All he had really wanted to do was let her know that he wasn’t going to be led around by his groin. That he was more than his passions. That sex with her, no matter how astounding, wasn’t going to change him.

Simon made the rules.

Always.

But somehow, when he was around Tula, rational thought went out the window. Today, here in his office, away from the woman who was making him crazed, he was able to think more clearly. Now what he needed to know was what exactly Mick had found out about Tula Barrons Hawthorne.

“Never fight with a woman after sex,” Mick was telling him. “They’re feeling all warm and cozy and whatever. Men want to sleep. So hell, even talking after sex can be dangerous—if you ever want sex again.”

Oh, he did, Simon thought. He wanted her the moment she left his room. He had wanted her all night and had awakened that morning aching for her. Want wasn’t the issue.

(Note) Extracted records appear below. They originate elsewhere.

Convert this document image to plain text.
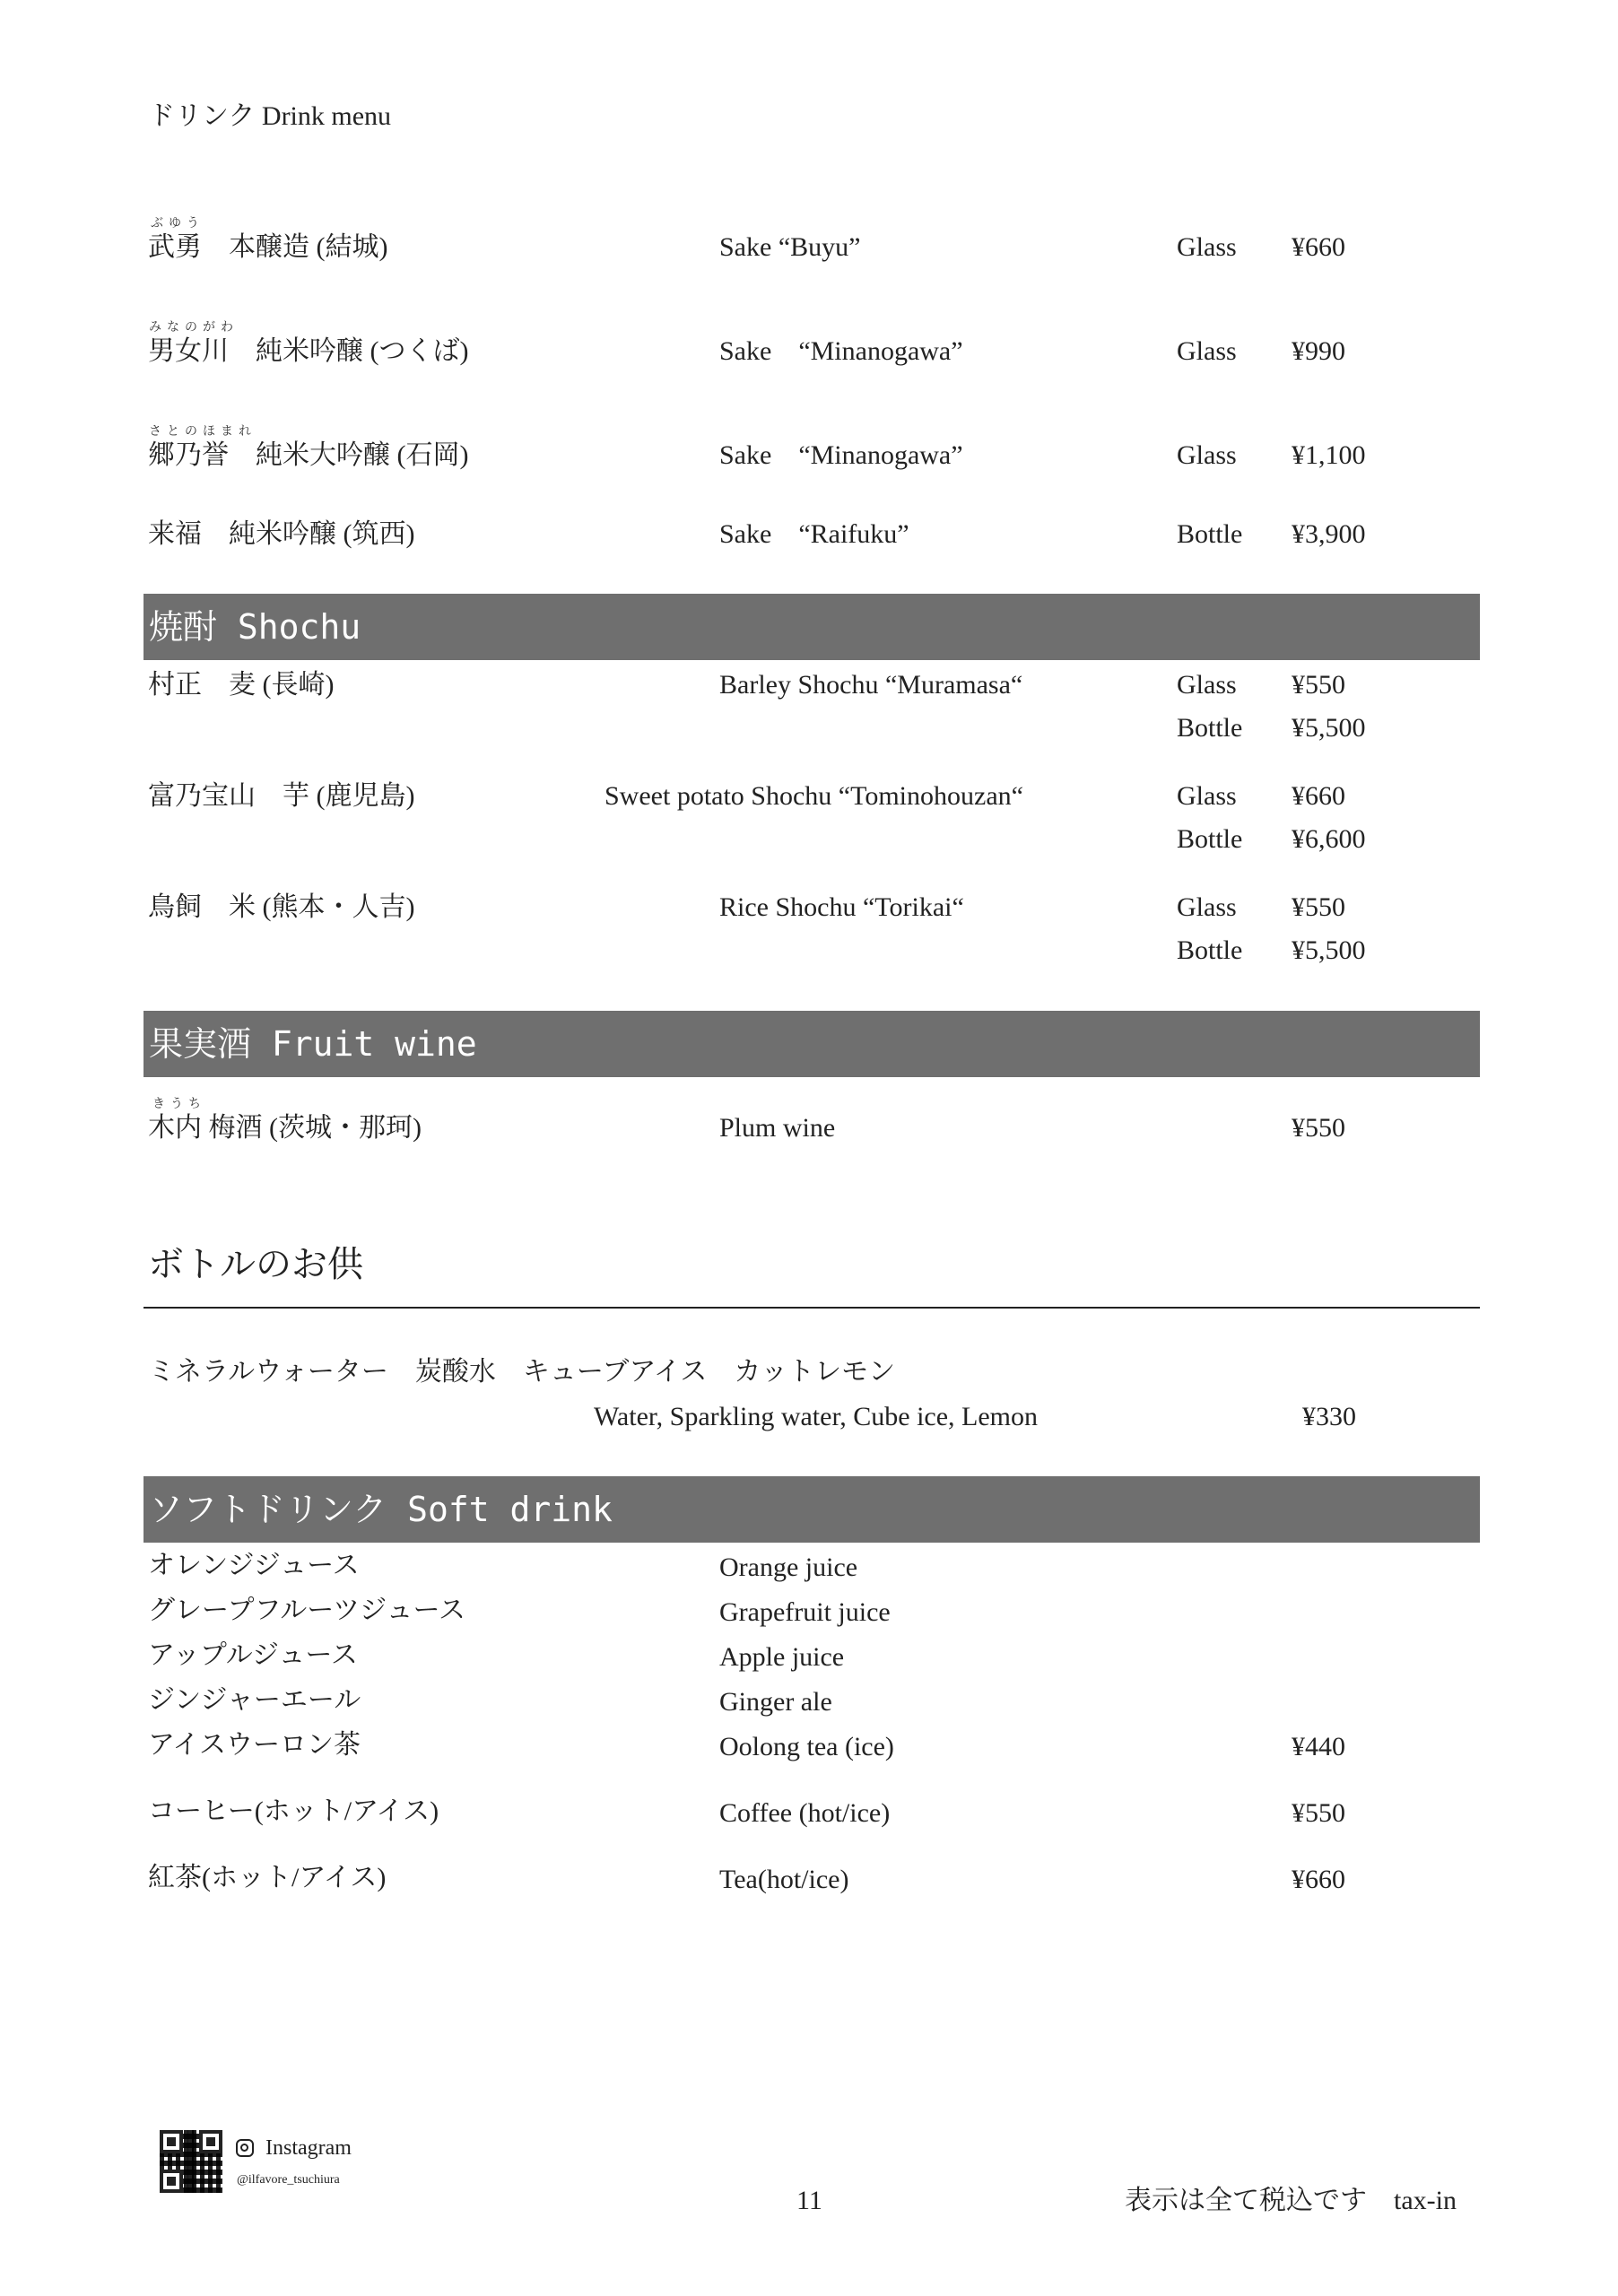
ドリンク Drink menu
ぶゆう
武勇　本醸造 (結城)	Sake “Buyu”	Glass ¥660
みなのがわ
男女川　純米吟醸 (つくば)	Sake　“Minanogawa”	Glass ¥990
さとのほまれ
郷乃誉　純米大吟醸 (石岡)	Sake　“Minanogawa”	Glass ¥1,100
来福　純米吟醸 (筑西)	Sake　“Raifuku”	Bottle ¥3,900
焼酎 Shochu
村正　麦 (長崎)	Barley Shochu “Muramasa“	Glass ¥550
Bottle ¥5,500
富乃宝山　芋 (鹿児島)	Sweet potato Shochu “Tominohouzan“	Glass ¥660
Bottle ¥6,600
鳥飼　米 (熊本・人吉)	Rice Shochu “Torikai“	Glass ¥550
Bottle ¥5,500
果実酒 Fruit wine
きうち
木内 梅酒 (茨城・那珂)	Plum wine	¥550
ボトルのお供
ミネラルウォーター　炭酸水　キューブアイス　カットレモン
Water, Sparkling water, Cube ice, Lemon	¥330
ソフトドリンク Soft drink
オレンジジュース	Orange juice
グレープフルーツジュース	Grapefruit juice
アップルジュース	Apple juice
ジンジャーエール	Ginger ale
アイスウーロン茶	Oolong tea (ice)	¥440
コーヒー(ホット/アイス)	Coffee (hot/ice)	¥550
紅茶(ホット/アイス)	Tea(hot/ice)	¥660
Instagram
@ilfavore_tsuchiura
11	表示は全て税込です　tax-in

“Just skip the advice and tell me what information you turned up.”

Mick frowned at him and Simon thought that this was the downside of having your best friend work for you. He was less likely to take orders well and more likely to deliver his opinion whether Simon wanted it or not. “What did you find out? I know she’s related to Jacob Hawthorne, but how? Niece?”

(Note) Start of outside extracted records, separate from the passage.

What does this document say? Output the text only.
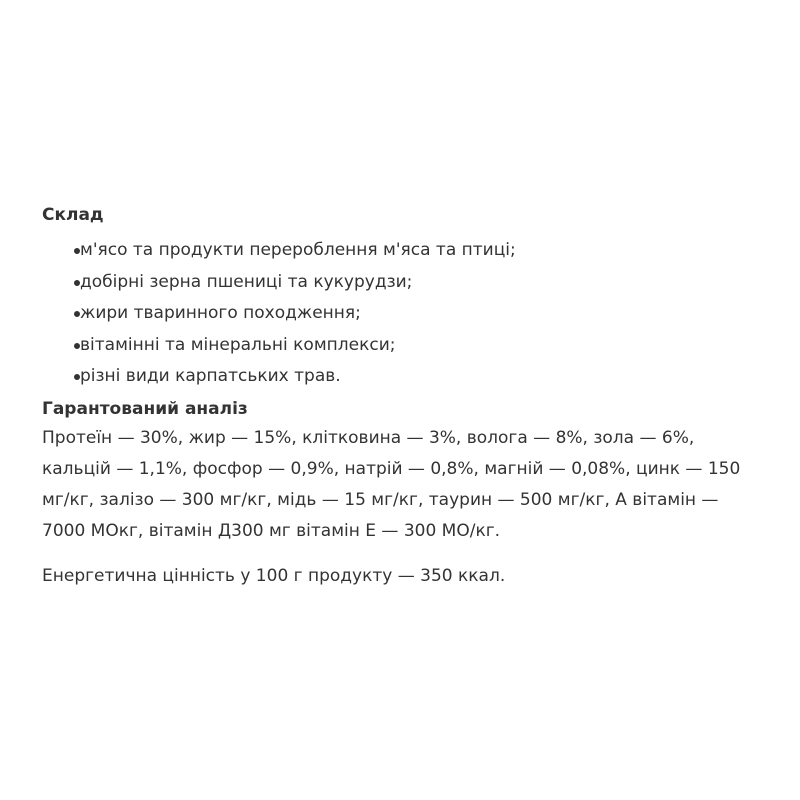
Склад

м'ясо та продукти перероблення м'яса та птиці;
добірні зерна пшениці та кукурудзи;
жири тваринного походження;
вітамінні та мінеральні комплекси;
різні види карпатських трав.

Гарантований аналіз

Протеїн — 30%, жир — 15%, клітковина — 3%, волога — 8%, зола — 6%, кальцій — 1,1%, фосфор — 0,9%, натрій — 0,8%, магній — 0,08%, цинк — 150 мг/кг, залізо — 300 мг/кг, мідь — 15 мг/кг, таурин — 500 мг/кг, А вітамін — 7000 МОкг, вітамін Д300 мг вітамін Е — 300 МО/кг.

Енергетична цінність у 100 г продукту — 350 ккал.
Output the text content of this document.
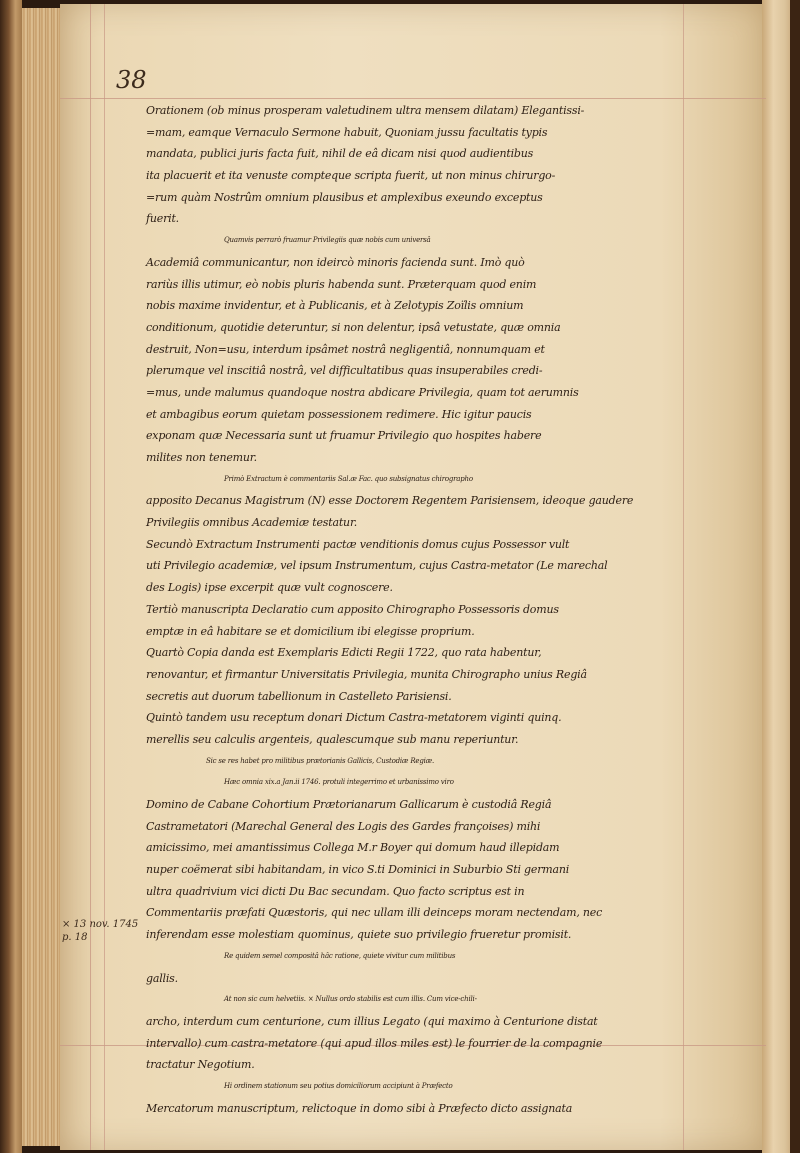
38
× 13 nov. 1745
p. 18
Orationem (ob minus prosperam valetudinem ultra mensem dilatam) Elegantissi-
=mam, eamque Vernaculo Sermone habuit, Quoniam jussu facultatis typis
mandata, publici juris facta fuit, nihil de eâ dicam nisi quod audientibus
ita placuerit et ita venuste compteque scripta fuerit, ut non minus chirurgo-
=rum quàm Nostrûm omnium plausibus et amplexibus exeundo exceptus
fuerit.
Quamvis perrarò fruamur Privilegiis quæ nobis cum universâ
Academiâ communicantur, non ideircò minoris facienda sunt. Imò quò
rariùs illis utimur, eò nobis pluris habenda sunt. Præterquam quod enim
nobis maxime invidentur, et à Publicanis, et à Zelotypis Zoïlis omnium
conditionum, quotidie deteruntur, si non delentur, ipsâ vetustate, quæ omnia
destruit, Non=usu, interdum ipsâmet nostrâ negligentiâ, nonnumquam et
plerumque vel inscitiâ nostrâ, vel difficultatibus quas insuperabiles credi-
=mus, unde malumus quandoque nostra abdicare Privilegia, quam tot aerumnis
et ambagibus eorum quietam possessionem redimere. Hic igitur paucis
exponam quæ Necessaria sunt ut fruamur Privilegio quo hospites habere
milites non tenemur.
Primò Extractum è commentariis Sal.æ Fac. quo subsignatus chirographo
apposito Decanus Magistrum (N) esse Doctorem Regentem Parisiensem, ideoque gaudere
Privilegiis omnibus Academiæ testatur.
Secundò Extractum Instrumenti pactæ venditionis domus cujus Possessor vult
uti Privilegio academiæ, vel ipsum Instrumentum, cujus Castra-metator (Le marechal
des Logis) ipse excerpit quæ vult cognoscere.
Tertiò manuscripta Declaratio cum apposito Chirographo Possessoris domus
emptæ in eâ habitare se et domicilium ibi elegisse proprium.
Quartò Copia danda est Exemplaris Edicti Regii 1722, quo rata habentur,
renovantur, et firmantur Universitatis Privilegia, munita Chirographo unius Regiâ
secretis aut duorum tabellionum in Castelleto Parisiensi.
Quintò tandem usu receptum donari Dictum Castra-metatorem viginti quinq.
merellis seu calculis argenteis, qualescumque sub manu reperiuntur.
Sic se res habet pro militibus prætorianis Gallicis, Custodiæ Regiæ.
Hæc omnia xix.a Jan.ii 1746. protuli integerrimo et urbanissimo viro
Domino de Cabane Cohortium Prætorianarum Gallicarum è custodiâ Regiâ
Castrametatori (Marechal General des Logis des Gardes françoises) mihi
amicissimo, mei amantissimus Collega M.r Boyer qui domum haud illepidam
nuper coëmerat sibi habitandam, in vico S.ti Dominici in Suburbio Sti germani
ultra quadrivium vici dicti Du Bac secundam. Quo facto scriptus est in
Commentariis præfati Quæstoris, qui nec ullam illi deinceps moram nectendam, nec
inferendam esse molestiam quominus, quiete suo privilegio frueretur promisit.
Re quidem semel compositâ hâc ratione, quiete vivitur cum militibus
gallis.
At non sic cum helvetiis. × Nullus ordo stabilis est cum illis. Cum vice-chili-
archo, interdum cum centurione, cum illius Legato (qui maximo à Centurione distat
intervallo) cum castra-metatore (qui apud illos miles est) le fourrier de la compagnie
tractatur Negotium.
Hi ordinem stationum seu potius domiciliorum accipiunt à Præfecto
Mercatorum manuscriptum, relictoque in domo sibi à Præfecto dicto assignata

“A lot closer than that, as it turns out. She’s his daughter.”

“His what?” Simon went on alert. “His daughter?”

His mind raced as he listened to Mick give him more details.

“Hawthorne and his ex split when Tula was a kid. Mom moved with her to Crystal Bay. Tula visited her father often, but several years ago, she appears to have cut all ties with people here completely—including her father. My source didn’t know much about it, just that Tula’s a sore spot with the old man.”

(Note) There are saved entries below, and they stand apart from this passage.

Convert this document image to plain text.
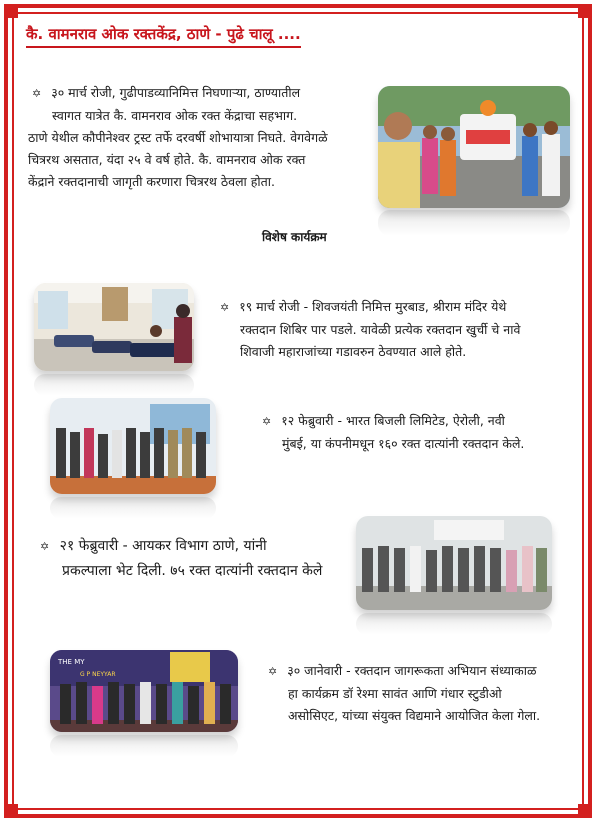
कै. वामनराव ओक रक्तकेंद्र, ठाणे - पुढे चालू ....
✡ ३० मार्च रोजी, गुढीपाडव्यानिमित्त निघणाऱ्या, ठाण्यातील
स्वागत यात्रेत कै. वामनराव ओक रक्त केंद्राचा सहभाग.
ठाणे येथील कौपीनेश्वर ट्रस्ट तर्फे दरवर्षी शोभायात्रा निघते. वेगवेगळे
चित्ररथ असतात, यंदा २५ वे वर्ष होते. कै. वामनराव ओक रक्त
केंद्राने रक्तदानाची जागृती करणारा चित्ररथ ठेवला होता.
विशेष कार्यक्रम
✡ १९ मार्च रोजी - शिवजयंती निमित्त मुरबाड, श्रीराम मंदिर येथे
रक्तदान शिबिर पार पडले. यावेळी प्रत्येक रक्तदान खुर्ची चे नावे
शिवाजी महाराजांच्या गडावरुन ठेवण्यात आले होते.
✡ १२ फेब्रुवारी - भारत बिजली लिमिटेड, ऐरोली, नवी
मुंबई, या कंपनीमधून १६० रक्त दात्यांनी रक्तदान केले.
✡ २१ फेब्रुवारी - आयकर विभाग ठाणे, यांनी
प्रकल्पाला भेट दिली. ७५ रक्त दात्यांनी रक्तदान केले
THE MY
G P NEYYAR	✡ ३० जानेवारी - रक्तदान जागरूकता अभियान संध्याकाळ
हा कार्यक्रम डॉ रेश्मा सावंत आणि गंधार स्टुडीओ
असोसिएट, यांच्या संयुक्त विद्यमाने आयोजित केला गेला.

He had already known about her moving to that little town with her mother, Simon thought. But why would she cut all ties with everyone here, including her father? And why had he never heard about a daughter before? Was the old bastard protecting his child? Simon wouldn’t have thought Jacob Hawthorne capable of familial loyalty.

“And,” Mick added, “seems that when she started publishing children’s books, she began using her middle name, Barrons. It’s a family name, after her maternal grandmother. That grandmother left a will that provided a trust for Tula so that she—”

He straightened up in his desk chair and leaned both forearms on the neatly stacked files on his desk. “How big a trust?”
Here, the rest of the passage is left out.